Em sua conferência ao Fronteiras do Pensamento, Edgar Morin disse que a poesia da vida é mais importante que a felicidade. O senhor concorda? Acha que falta poesia no mundo?
Mia Couto: Provavelmente a felicidade implica sempre uma poesia do mundo. Não sei o contexto dessa frase, mas dita assim parece que há uma dicotomia entre felicidade e poesia.

Não vejo outra maneira de reconquistarmos um sentido de felicidade que seja pleno, que não vá por esse caminho de nos restituir um olhar poético. O olhar poético não é alguma coisa que tenha a ver com a poesia escrita ou como gênero literário, mas tem a ver com aceitarmos que essa linguagem dos sonhos é uma linguagem válida, que nos ajuda a ler o mundo.

O senhor mencionou o perigo de entregar a máquinas — como televisão, computadores e tablets — a tarefa de contar histórias às crianças. Por que isso é perigoso e como reencontrar o tempo para contar histórias?
Mia Couto: Acho que é perigoso, porque contar de histórias não é simplesmente transmitir de alguma coisa que já está feita. No momento em que se conta a história a alguém, não há ali uma escuta mecânica, mas sim qualquer coisa que cria, sobretudo, a construção de uma relação entre pessoas e, obviamente, a máquina não pode fazer isso.

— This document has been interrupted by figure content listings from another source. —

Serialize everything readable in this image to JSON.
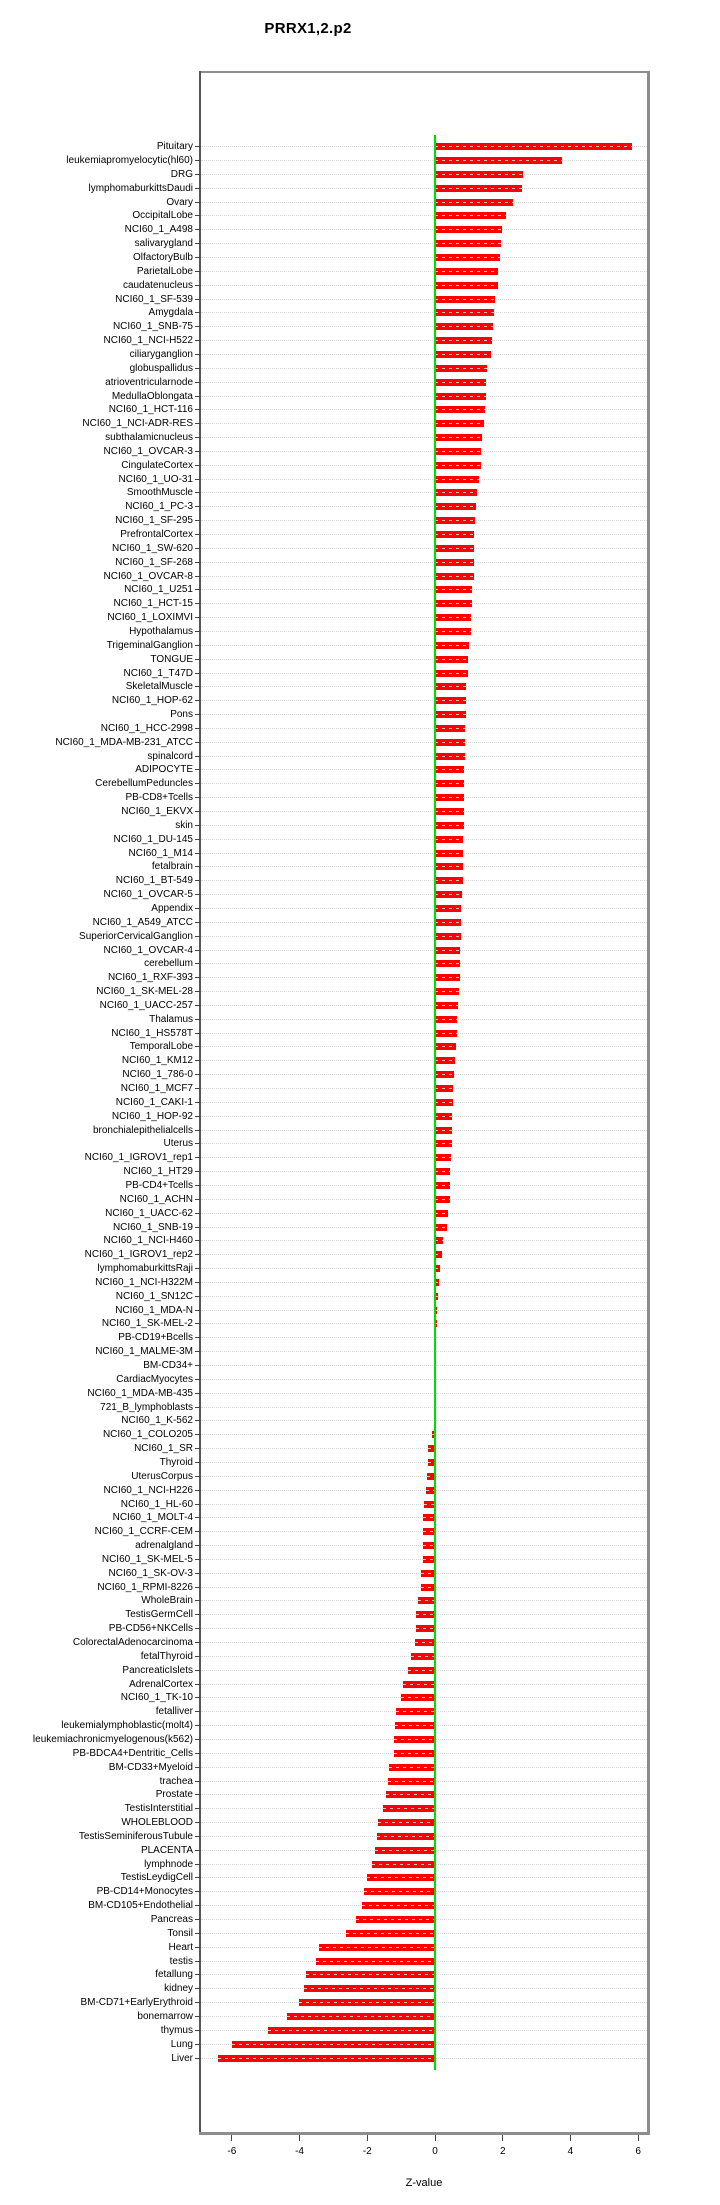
{
  "title": "PRRX1,2.p2",
  "chart_data": {
    "type": "bar",
    "orientation": "horizontal",
    "title": "PRRX1,2.p2",
    "xlabel": "Z-value",
    "ylabel": "",
    "xlim": [
      -6.91,
      6.26
    ],
    "xticks": [
      -6,
      -4,
      -2,
      0,
      2,
      4,
      6
    ],
    "grid": "dotted horizontal line per category",
    "legend": "none",
    "bar_color": "#ff0000",
    "zero_line_color": "#00dd00",
    "categories": [
      "Pituitary",
      "leukemiapromyelocytic(hl60)",
      "DRG",
      "lymphomaburkittsDaudi",
      "Ovary",
      "OccipitalLobe",
      "NCI60_1_A498",
      "salivarygland",
      "OlfactoryBulb",
      "ParietalLobe",
      "caudatenucleus",
      "NCI60_1_SF-539",
      "Amygdala",
      "NCI60_1_SNB-75",
      "NCI60_1_NCI-H522",
      "ciliaryganglion",
      "globuspallidus",
      "atrioventricularnode",
      "MedullaOblongata",
      "NCI60_1_HCT-116",
      "NCI60_1_NCI-ADR-RES",
      "subthalamicnucleus",
      "NCI60_1_OVCAR-3",
      "CingulateCortex",
      "NCI60_1_UO-31",
      "SmoothMuscle",
      "NCI60_1_PC-3",
      "NCI60_1_SF-295",
      "PrefrontalCortex",
      "NCI60_1_SW-620",
      "NCI60_1_SF-268",
      "NCI60_1_OVCAR-8",
      "NCI60_1_U251",
      "NCI60_1_HCT-15",
      "NCI60_1_LOXIMVI",
      "Hypothalamus",
      "TrigeminalGanglion",
      "TONGUE",
      "NCI60_1_T47D",
      "SkeletalMuscle",
      "NCI60_1_HOP-62",
      "Pons",
      "NCI60_1_HCC-2998",
      "NCI60_1_MDA-MB-231_ATCC",
      "spinalcord",
      "ADIPOCYTE",
      "CerebellumPeduncles",
      "PB-CD8+Tcells",
      "NCI60_1_EKVX",
      "skin",
      "NCI60_1_DU-145",
      "NCI60_1_M14",
      "fetalbrain",
      "NCI60_1_BT-549",
      "NCI60_1_OVCAR-5",
      "Appendix",
      "NCI60_1_A549_ATCC",
      "SuperiorCervicalGanglion",
      "NCI60_1_OVCAR-4",
      "cerebellum",
      "NCI60_1_RXF-393",
      "NCI60_1_SK-MEL-28",
      "NCI60_1_UACC-257",
      "Thalamus",
      "NCI60_1_HS578T",
      "TemporalLobe",
      "NCI60_1_KM12",
      "NCI60_1_786-0",
      "NCI60_1_MCF7",
      "NCI60_1_CAKI-1",
      "NCI60_1_HOP-92",
      "bronchialepithelialcells",
      "Uterus",
      "NCI60_1_IGROV1_rep1",
      "NCI60_1_HT29",
      "PB-CD4+Tcells",
      "NCI60_1_ACHN",
      "NCI60_1_UACC-62",
      "NCI60_1_SNB-19",
      "NCI60_1_NCI-H460",
      "NCI60_1_IGROV1_rep2",
      "lymphomaburkittsRaji",
      "NCI60_1_NCI-H322M",
      "NCI60_1_SN12C",
      "NCI60_1_MDA-N",
      "NCI60_1_SK-MEL-2",
      "PB-CD19+Bcells",
      "NCI60_1_MALME-3M",
      "BM-CD34+",
      "CardiacMyocytes",
      "NCI60_1_MDA-MB-435",
      "721_B_lymphoblasts",
      "NCI60_1_K-562",
      "NCI60_1_COLO205",
      "NCI60_1_SR",
      "Thyroid",
      "UterusCorpus",
      "NCI60_1_NCI-H226",
      "NCI60_1_HL-60",
      "NCI60_1_MOLT-4",
      "NCI60_1_CCRF-CEM",
      "adrenalgland",
      "NCI60_1_SK-MEL-5",
      "NCI60_1_SK-OV-3",
      "NCI60_1_RPMI-8226",
      "WholeBrain",
      "TestisGermCell",
      "PB-CD56+NKCells",
      "ColorectalAdenocarcinoma",
      "fetalThyroid",
      "PancreaticIslets",
      "AdrenalCortex",
      "NCI60_1_TK-10",
      "fetalliver",
      "leukemialymphoblastic(molt4)",
      "leukemiachronicmyelogenous(k562)",
      "PB-BDCA4+Dentritic_Cells",
      "BM-CD33+Myeloid",
      "trachea",
      "Prostate",
      "TestisInterstitial",
      "WHOLEBLOOD",
      "TestisSeminiferousTubule",
      "PLACENTA",
      "lymphnode",
      "TestisLeydigCell",
      "PB-CD14+Monocytes",
      "BM-CD105+Endothelial",
      "Pancreas",
      "Tonsil",
      "Heart",
      "testis",
      "fetallung",
      "kidney",
      "BM-CD71+EarlyErythroid",
      "bonemarrow",
      "thymus",
      "Lung",
      "Liver"
    ],
    "values": [
      5.81,
      3.76,
      2.59,
      2.58,
      2.3,
      2.09,
      1.98,
      1.94,
      1.92,
      1.87,
      1.86,
      1.76,
      1.74,
      1.7,
      1.68,
      1.65,
      1.53,
      1.52,
      1.5,
      1.49,
      1.44,
      1.39,
      1.36,
      1.35,
      1.29,
      1.23,
      1.21,
      1.17,
      1.16,
      1.16,
      1.14,
      1.14,
      1.1,
      1.1,
      1.06,
      1.05,
      1.01,
      0.97,
      0.97,
      0.92,
      0.91,
      0.91,
      0.9,
      0.88,
      0.88,
      0.87,
      0.86,
      0.86,
      0.85,
      0.85,
      0.83,
      0.83,
      0.83,
      0.82,
      0.79,
      0.78,
      0.77,
      0.76,
      0.75,
      0.75,
      0.74,
      0.72,
      0.67,
      0.66,
      0.65,
      0.62,
      0.6,
      0.55,
      0.53,
      0.52,
      0.51,
      0.5,
      0.49,
      0.46,
      0.45,
      0.45,
      0.44,
      0.37,
      0.36,
      0.25,
      0.21,
      0.16,
      0.11,
      0.08,
      0.07,
      0.05,
      0.04,
      0.03,
      0.02,
      0.01,
      0.0,
      -0.01,
      -0.03,
      -0.1,
      -0.22,
      -0.22,
      -0.24,
      -0.27,
      -0.32,
      -0.34,
      -0.34,
      -0.35,
      -0.36,
      -0.41,
      -0.42,
      -0.49,
      -0.56,
      -0.57,
      -0.58,
      -0.71,
      -0.81,
      -0.95,
      -1.0,
      -1.14,
      -1.18,
      -1.2,
      -1.22,
      -1.35,
      -1.38,
      -1.46,
      -1.54,
      -1.69,
      -1.72,
      -1.78,
      -1.85,
      -2.02,
      -2.1,
      -2.15,
      -2.33,
      -2.63,
      -3.43,
      -3.52,
      -3.8,
      -3.87,
      -4.02,
      -4.37,
      -4.92,
      -5.98,
      -6.42
    ]
  },
  "colors": {
    "background": "#ffffff",
    "bar": "#ff0000",
    "bar_grid_overlay": "rgba(255,255,255,0.72)",
    "zero_line": "#00dd00",
    "grid_dotted": "#d6d6d6",
    "frame": "#8d8d8d",
    "axis_text": "#000000"
  }
}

A construção dessa relação interpessoal e do apetite por ela marca: é como se a história existisse só para criar essa rede, essa capacidade de estarmos juntos, de escutarmos, de sermos outros.

Claro, há um momento em que a máquina pode estar ligada e cumpre a função de “anestesiar” a criança, mas falo é da ausência do resto. A máquina passa a ser a exclusiva ligação com a fantasia, e a criança é colocada desde o princípio só como consumidora de uma imagem que já está feita em definitivo e ela pode voltar e ver da mesma maneira mil vezes.

Mas quando a criança pede ao pai, à mãe ou a alguém que lhe conte uma história, ela nunca é exatamente repetida. Há ali uma recriação e a criança percebe que esse momento a torna também criadora.

Entre as suas identidades está a de biólogo, e o senhor já classificou a biologia como uma “indisciplina científica”. Como essa identidade entra em sua literatura?
Mia Couto: De uma forma que é absolutamente vital. Está onipresente aquilo que a biologia me entrega como uma linguagem e uma maneira de escutar.

A biologia prolongou esse apetite que tenho de escutar o mundo e de perceber que há ali vozes que tinham sido anuladas por certa visão antropocêntrica de que somos nós os únicos que temos alguma coisa a dizer. A maneira como abracei a biologia foi nessa procura de perceber linguagens e aprender códigos.

Hoje, sem ser de uma maneira metafórica, escuto a árvore, a planta, o bicho, porque de fato todas essas entidades querem dizer qualquer coisa além, não é? E por isso assumem cores e cheiros e diferenças de forma que me agrada muito escutar.

A literatura pode ser uma ponte para nos ajudar a refazer esses encontros também do ponto de vista da natureza?
Mia Couto: Sem dúvida. Assim como a biologia, porque é também uma narrativa que tem feito descobertas que deviam ser mais conhecidas nessa educação para nos ajudar a descentrar-nos de nós próprios.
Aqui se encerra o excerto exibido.